KUZMIN, Yugoslavia, Aug. 6— After viewing themselves as victors against Muslims and Croats for the past four years, tens of thousands of Serbs found themselves refugees today, a humiliating role reversal for a people proud of their skills as warriors.

Riding tractors, hunched in trailers and astride horses, they poured from Croatia into Bosnia in one of the biggest exoduses of refugees in the fighting since Yugoslavia broke up in 1991. Today, many of them were steadily moving on into Yugoslavia, and some were already showing up in Belgrade, the capital.

About 100,000 Serbs, terrified of reprisals at the hands of Croatian forces, fled towns and villages in the region the Serbs called Krajina just ahead of the advancing Croatian military, the United Nations High Commissioner for Refugees said. United Nations officials in Croatia said they believed the figure was closer to 60,000, however.

The Croatian Government declared victory over the Serbs in Krajina today after a three-day offensive to retake the territory. The Serbs had held the region for four years. [ Page A6. ]

The refugees, many of them armed and some of them still in battle fatigues from the fighting positions they had abandoned, were swirling around western Bosnia from different routes out of Krajina as they sought shelter in several towns, the United Nations agency said.

Many of them brought with them the bitter realization that they were suffering the same kind of ethnic cleansing that the Serbs had carried out, with the winners of territory forcing members of opposing ethnic groups to leave the area.

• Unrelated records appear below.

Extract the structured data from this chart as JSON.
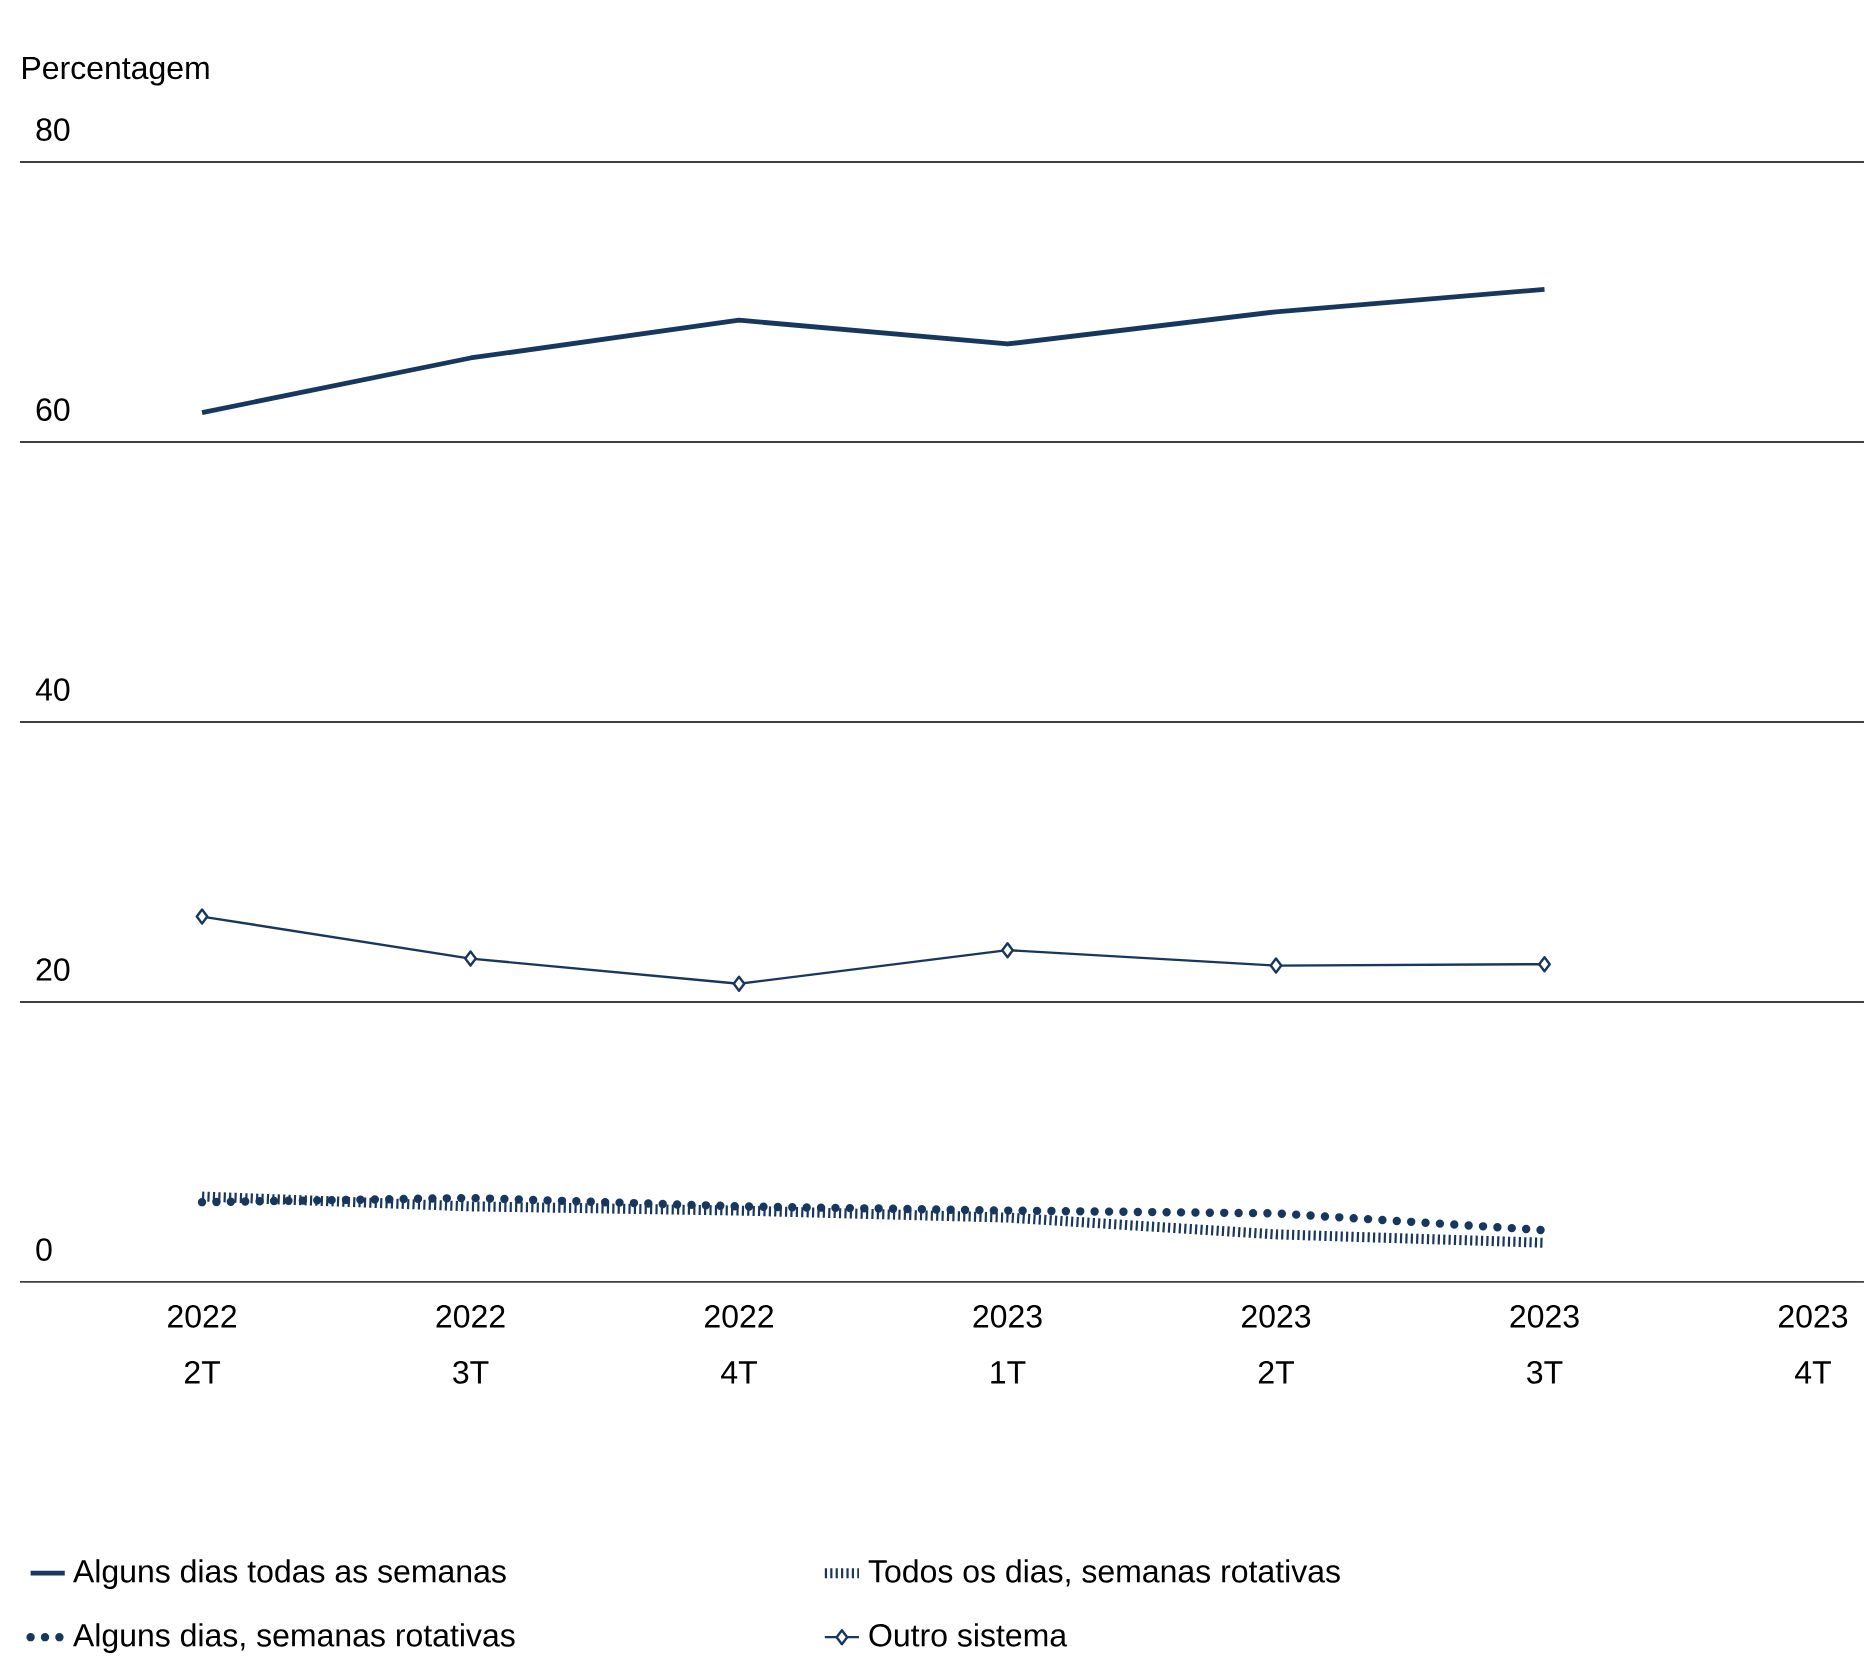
{
  "chart_data": {
    "type": "line",
    "ylabel": "Percentagem",
    "categories": [
      "2022 2T",
      "2022 3T",
      "2022 4T",
      "2023 1T",
      "2023 2T",
      "2023 3T",
      "2023 4T"
    ],
    "ylim": [
      0,
      80
    ],
    "yticks": [
      0,
      20,
      40,
      60,
      80
    ],
    "grid": "y",
    "legend": "bottom",
    "series": [
      {
        "name": "Alguns dias todas as semanas",
        "color": "#17375e",
        "line_style": "solid",
        "values": [
          62.1,
          66.0,
          68.7,
          67.0,
          69.3,
          70.9,
          null
        ]
      },
      {
        "name": "Alguns dias, semanas rotativas",
        "color": "#17375e",
        "line_style": "dotted",
        "values": [
          5.7,
          6.0,
          5.4,
          5.1,
          4.9,
          3.7,
          null
        ]
      },
      {
        "name": "Todos os dias, semanas rotativas",
        "color": "#17375e",
        "line_style": "dashed",
        "values": [
          6.1,
          5.4,
          5.1,
          4.6,
          3.4,
          2.8,
          null
        ]
      },
      {
        "name": "Outro sistema",
        "color": "#17375e",
        "line_style": "solid",
        "marker": "diamond",
        "values": [
          26.1,
          23.1,
          21.3,
          23.7,
          22.6,
          22.7,
          null
        ]
      }
    ]
  }
}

"I realize that what is happening now to us is a different side of the same coin of ethnic cleansing," said Boris Mijakovac, a 30-year-old psychologist, who said he had fled Friday night from St. Sava hospital in the Krajina capital, Knin, with much of the staff. "But it's a great shock psychologically after it has been built up that we are winners."

It was particularly humbling, Mr. Mijakovac said, that the Yugoslav Army, which had won the 1991 war that created the secessionist Krajina as a symbol of Serb strength, had failed to come to its defense. President Slobodan Milosevic of Serbia, the most powerful leader remaining in Yugoslavia, has been seeking an end to international sanctions by distancing himself from rebel Serbs in Croatia and Bosnia.

Earlier, however, both Bosnian and Croatian Serbs had held on to a vision of "Greater Serbia" that would join territory held by both groups with the current republic of Serbia.

"We all expected Serbia to protect us," Mr. Mijakovac said. "Everyone thinks Milosevic has betrayed us.

With his girl friend, who would give her name only as Ivana, and a group of relatives, Mr. Mijakovac was in one of the first cars that crossed the border from Serb-held territory in Bosnia into Serbia at Simska Raca, 60 miles west of Belgrade, early this morning. Many of the cars were jammed with three generations of one family -- grandmothers holding grandchildren and parents driving -- who had fled with only the clothes they had on.

The International Committee of the Red Cross said the number of Serbian refugees from Krajina would easily surpass the 29,000 Muslim refugees who trekked to the United Nations-designated "safe area" of Tuzla after the Bosnian Serbs overran two other United Nations-protected enclaves last month at Srebrenica and Zepa.

"If we end up, as it seems, with more than 100,000 refugees, it's the biggest flow of population since the start of this war," said Josue Ancelmo, a Red Cross official in Belgrade. While many of the refugees from Croatia had long lived in the Krajina region, many of the refugees within Bosnia have had to flee over and over as territory has changed hands over the past three years.

A steady stream of cars was waved through the Serbian border post on the road leading to Belgrade, with a line of vehicles more than six miles long waiting to go through. Guards were instructed to let them pass by the authorities in Belgrade, refugee agency officials said.

But in the Serb-held areas of western Bosnia where refugees with slower methods of transportation were congregating, the atmosphere was tense, aid officials said.